Tunggu dulu. Mari berpikir dengan jernih. Tanpa bakar-bakar ban, poster-poster unjuk rasa, dan juga teriakan-teriakan dengan tangan terkepal.

Begini. Saya beragama Islam, agama saya mengajarkan boleh memakai perhiasan, asalkan tidak berlebihan. Agama saya mencintai keindahan, bukan mencintai keanehan. Dari segi perilaku saya tidak mensetujui. Tapi lihatlah sisi lain. Gali lah samudara hikmahnya. Siapa yang berani memasang sugesti “mencintai rasa sakit” pada dirinya sendiri. Lihatlah sisi psikologisnya, ia benar-benar mengendalikan perasaan dan kediriannya. Dia benar-benar telah menjadi pengendali atas rasa yang muncul atas dirinya sendiri.

Ini yang perlu digaris bawahi, “tak semua orang bisa menerima rasa sakit yang ia alami, entah itu rasa sakit karena penyakit, rasa sakit yang timbul dari hubungan, diputus pacara misalnya.

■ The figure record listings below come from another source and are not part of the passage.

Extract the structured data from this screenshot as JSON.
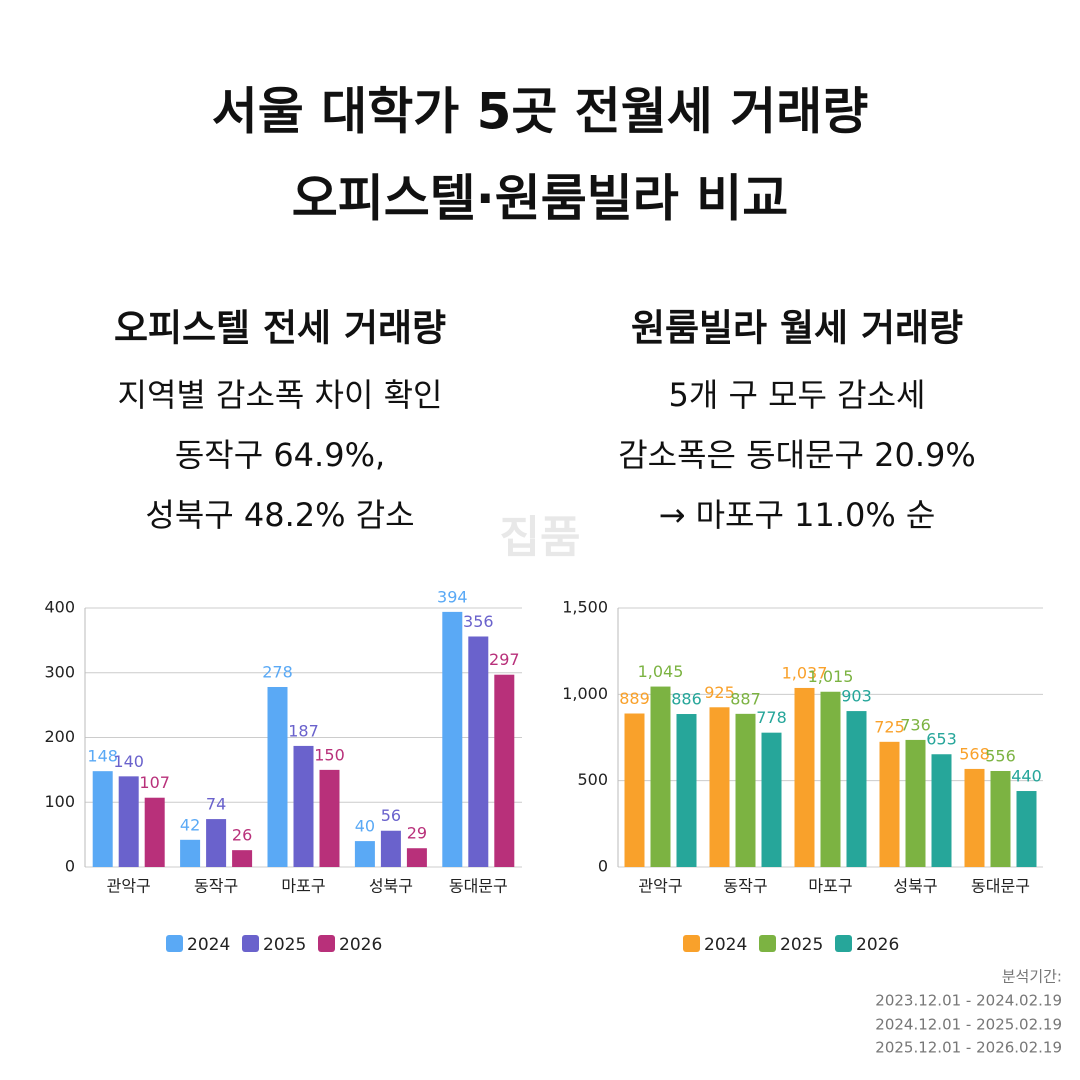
{
  "title": [
    "서울 대학가 5곳 전월세 거래량",
    "오피스텔·원룸빌라 비교"
  ],
  "watermark": "집품",
  "footnote": [
    "분석기간:",
    "2023.12.01 - 2024.02.19",
    "2024.12.01 - 2025.02.19",
    "2025.12.01 - 2026.02.19"
  ],
  "chart_data": [
    {
      "type": "bar",
      "title": "오피스텔 전세 거래량",
      "subtitle": [
        "지역별 감소폭 차이 확인",
        "동작구 64.9%,",
        "성북구 48.2% 감소"
      ],
      "categories": [
        "관악구",
        "동작구",
        "마포구",
        "성북구",
        "동대문구"
      ],
      "series": [
        {
          "name": "2024",
          "color": "#5aa9f5",
          "values": [
            148,
            42,
            278,
            40,
            394
          ]
        },
        {
          "name": "2025",
          "color": "#6a62cc",
          "values": [
            140,
            74,
            187,
            56,
            356
          ]
        },
        {
          "name": "2026",
          "color": "#b8307a",
          "values": [
            107,
            26,
            150,
            29,
            297
          ]
        }
      ],
      "ylim": [
        0,
        400
      ],
      "yticks": [
        0,
        100,
        200,
        300,
        400
      ],
      "grid": true,
      "legend": "bottom"
    },
    {
      "type": "bar",
      "title": "원룸빌라 월세 거래량",
      "subtitle": [
        "5개 구 모두 감소세",
        "감소폭은 동대문구 20.9%",
        "→ 마포구 11.0% 순"
      ],
      "categories": [
        "관악구",
        "동작구",
        "마포구",
        "성북구",
        "동대문구"
      ],
      "series": [
        {
          "name": "2024",
          "color": "#f9a12b",
          "values": [
            889,
            925,
            1037,
            725,
            568
          ],
          "value_labels": [
            "889",
            "925",
            "1,037",
            "725",
            "568"
          ]
        },
        {
          "name": "2025",
          "color": "#7cb342",
          "values": [
            1045,
            887,
            1015,
            736,
            556
          ],
          "value_labels": [
            "1,045",
            "887",
            "1,015",
            "736",
            "556"
          ]
        },
        {
          "name": "2026",
          "color": "#26a69a",
          "values": [
            886,
            778,
            903,
            653,
            440
          ],
          "value_labels": [
            "886",
            "778",
            "903",
            "653",
            "440"
          ]
        }
      ],
      "ylim": [
        0,
        1500
      ],
      "yticks": [
        0,
        500,
        {
          "value": 1000,
          "label": "1,000"
        },
        {
          "value": 1500,
          "label": "1,500"
        }
      ],
      "grid": true,
      "legend": "bottom"
    }
  ]
}
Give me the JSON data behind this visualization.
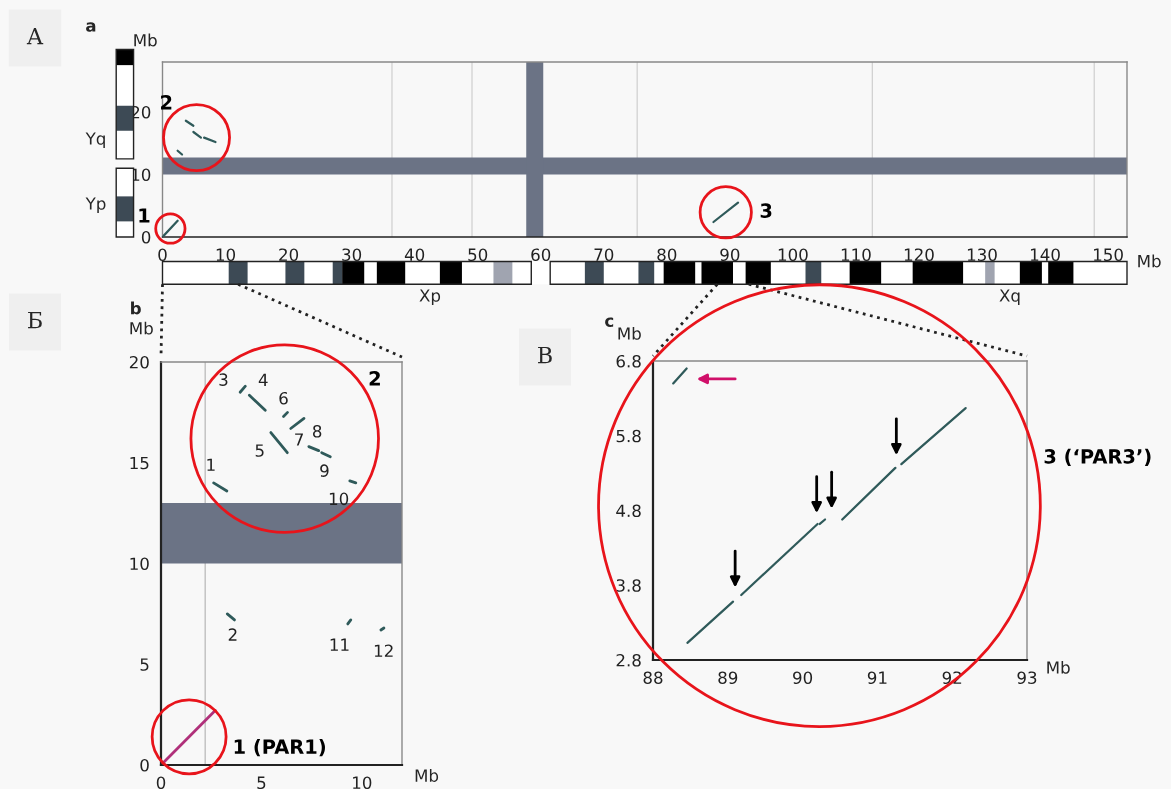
{
  "chart_data": [
    {
      "type": "line",
      "title": "a",
      "xlabel": "Mb",
      "ylabel": "Mb",
      "xlim": [
        0,
        153
      ],
      "ylim": [
        0,
        28
      ],
      "xticks": [
        0,
        10,
        20,
        30,
        40,
        50,
        60,
        70,
        80,
        90,
        100,
        110,
        120,
        130,
        140,
        150
      ],
      "yticks": [
        0,
        10,
        20
      ],
      "series": [
        {
          "color": "#2f5a5a",
          "x": [
            0.1,
            2.4
          ],
          "values": [
            0.1,
            2.6
          ]
        },
        {
          "color": "#2f5a5a",
          "x": [
            3.7,
            4.9
          ],
          "values": [
            18.6,
            17.8
          ]
        },
        {
          "color": "#2f5a5a",
          "x": [
            4.9,
            6.1
          ],
          "values": [
            16.8,
            15.9
          ]
        },
        {
          "color": "#2f5a5a",
          "x": [
            6.6,
            8.4
          ],
          "values": [
            15.9,
            15.2
          ]
        },
        {
          "color": "#2f5a5a",
          "x": [
            2.4,
            3.1
          ],
          "values": [
            13.8,
            13.2
          ]
        },
        {
          "color": "#2f5a5a",
          "x": [
            87.4,
            91.3
          ],
          "values": [
            2.4,
            5.5
          ]
        }
      ],
      "bands": [
        {
          "axis": "y",
          "from": 10,
          "to": 12.7,
          "color": "#6b7385"
        },
        {
          "axis": "x",
          "from": 57.7,
          "to": 60.4,
          "color": "#6b7385"
        }
      ],
      "ref_lines": [
        {
          "axis": "x",
          "value": 36.4,
          "color": "#d0d0d0"
        },
        {
          "axis": "x",
          "value": 49.1,
          "color": "#d0d0d0"
        },
        {
          "axis": "x",
          "value": 75.3,
          "color": "#d0d0d0"
        },
        {
          "axis": "x",
          "value": 112.6,
          "color": "#d0d0d0"
        },
        {
          "axis": "x",
          "value": 147.8,
          "color": "#d0d0d0"
        }
      ],
      "annotations": [
        "1",
        "2",
        "3",
        "А",
        "Yq",
        "Yp",
        "Xp",
        "Xq"
      ]
    },
    {
      "type": "line",
      "title": "b",
      "xlabel": "Mb",
      "ylabel": "Mb",
      "xlim": [
        0,
        12
      ],
      "ylim": [
        0,
        20
      ],
      "xticks": [
        0,
        5,
        10
      ],
      "yticks": [
        0,
        5,
        10,
        15,
        20
      ],
      "series": [
        {
          "color": "#b0307a",
          "x": [
            0.1,
            2.7
          ],
          "values": [
            0.1,
            2.7
          ]
        },
        {
          "name": "1",
          "color": "#2f5a5a",
          "x": [
            2.62,
            3.28
          ],
          "values": [
            14.0,
            13.6
          ]
        },
        {
          "name": "3",
          "color": "#2f5a5a",
          "x": [
            3.94,
            4.2
          ],
          "values": [
            18.5,
            18.8
          ]
        },
        {
          "name": "4",
          "color": "#2f5a5a",
          "x": [
            4.4,
            5.19
          ],
          "values": [
            18.35,
            17.6
          ]
        },
        {
          "name": "5",
          "color": "#2f5a5a",
          "x": [
            5.47,
            6.29
          ],
          "values": [
            16.5,
            15.5
          ]
        },
        {
          "name": "6",
          "color": "#2f5a5a",
          "x": [
            6.1,
            6.3
          ],
          "values": [
            17.3,
            17.5
          ]
        },
        {
          "name": "7",
          "color": "#2f5a5a",
          "x": [
            6.46,
            7.12
          ],
          "values": [
            16.7,
            17.2
          ]
        },
        {
          "name": "8",
          "color": "#2f5a5a",
          "x": [
            7.36,
            7.85
          ],
          "values": [
            15.8,
            15.6
          ]
        },
        {
          "name": "9",
          "color": "#2f5a5a",
          "x": [
            8.0,
            8.43
          ],
          "values": [
            15.5,
            15.3
          ]
        },
        {
          "name": "10",
          "color": "#2f5a5a",
          "x": [
            9.4,
            9.7
          ],
          "values": [
            14.1,
            14.0
          ]
        },
        {
          "name": "2",
          "color": "#2f5a5a",
          "x": [
            3.3,
            3.66
          ],
          "values": [
            7.5,
            7.2
          ]
        },
        {
          "name": "11",
          "color": "#2f5a5a",
          "x": [
            9.3,
            9.45
          ],
          "values": [
            7.0,
            7.2
          ]
        },
        {
          "name": "12",
          "color": "#2f5a5a",
          "x": [
            10.95,
            11.1
          ],
          "values": [
            6.7,
            6.8
          ]
        }
      ],
      "bands": [
        {
          "axis": "y",
          "from": 10,
          "to": 13,
          "color": "#6b7385"
        }
      ],
      "ref_lines": [
        {
          "axis": "x",
          "value": 2.2,
          "color": "#b8b8b8"
        }
      ],
      "annotations": [
        "1 (PAR1)",
        "2",
        "Б"
      ]
    },
    {
      "type": "line",
      "title": "c",
      "xlabel": "Mb",
      "ylabel": "Mb",
      "xlim": [
        88,
        93
      ],
      "ylim": [
        2.8,
        6.8
      ],
      "xticks": [
        88,
        89,
        90,
        91,
        92,
        93
      ],
      "yticks": [
        2.8,
        3.8,
        4.8,
        5.8,
        6.8
      ],
      "series": [
        {
          "color": "#2f5a5a",
          "x": [
            88.27,
            88.45
          ],
          "values": [
            6.5,
            6.7
          ]
        },
        {
          "color": "#2f5a5a",
          "x": [
            88.46,
            89.07
          ],
          "values": [
            3.03,
            3.58
          ]
        },
        {
          "color": "#2f5a5a",
          "x": [
            89.18,
            90.2
          ],
          "values": [
            3.67,
            4.62
          ]
        },
        {
          "color": "#2f5a5a",
          "x": [
            90.23,
            90.3
          ],
          "values": [
            4.62,
            4.68
          ]
        },
        {
          "color": "#2f5a5a",
          "x": [
            90.53,
            91.24
          ],
          "values": [
            4.68,
            5.37
          ]
        },
        {
          "color": "#2f5a5a",
          "x": [
            91.32,
            92.18
          ],
          "values": [
            5.42,
            6.17
          ]
        }
      ],
      "annotations": [
        "3 (‘PAR3’)",
        "В"
      ]
    }
  ]
}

Rasa sakit karena gagal meraih pekerjaan yang diimpikan, rasa sakit akibat tak kunjung punya harapan hidup sukses, rasa sakit akibat anak yang jadi begundal, rasa sakit karena di PHK. Atau apapun.

saya bisa seharian, kalau menulis semua sebab “rasa sakit”.

berarti, jika ingin berdamai dengan rasa sakit kau harus menindik semua bagian tubuhmu?

Heiii… spesies macam apa yang punya kesimpulan konyol seperti itu?

Begini. Tak semua orang punya kendali yang hebat saat dihadapkan dengan berbagai macam rasa sakit, dengan sebab yang macam-macam. Dari mulai rasa sakit yang timbul dari hal-hal sepele; chat yang tak kunjung dibalas misalnya, atau rasa sakit yang hipper, anakmu pesta narkoba misalnya. Tak sedikit orang yang depresi hanya karna rasa sakit memilih mengakhiri rasa sakitnya dengan mengakhiri juga hidupnya, atau mengakhiri hidup orang lain. Perhatikan berita yang tersiar dibanyak stasiun tv, betapa banyak orang yang melakukan pembunuhan didasari karena “sakit hati” atau “sakit pikir”.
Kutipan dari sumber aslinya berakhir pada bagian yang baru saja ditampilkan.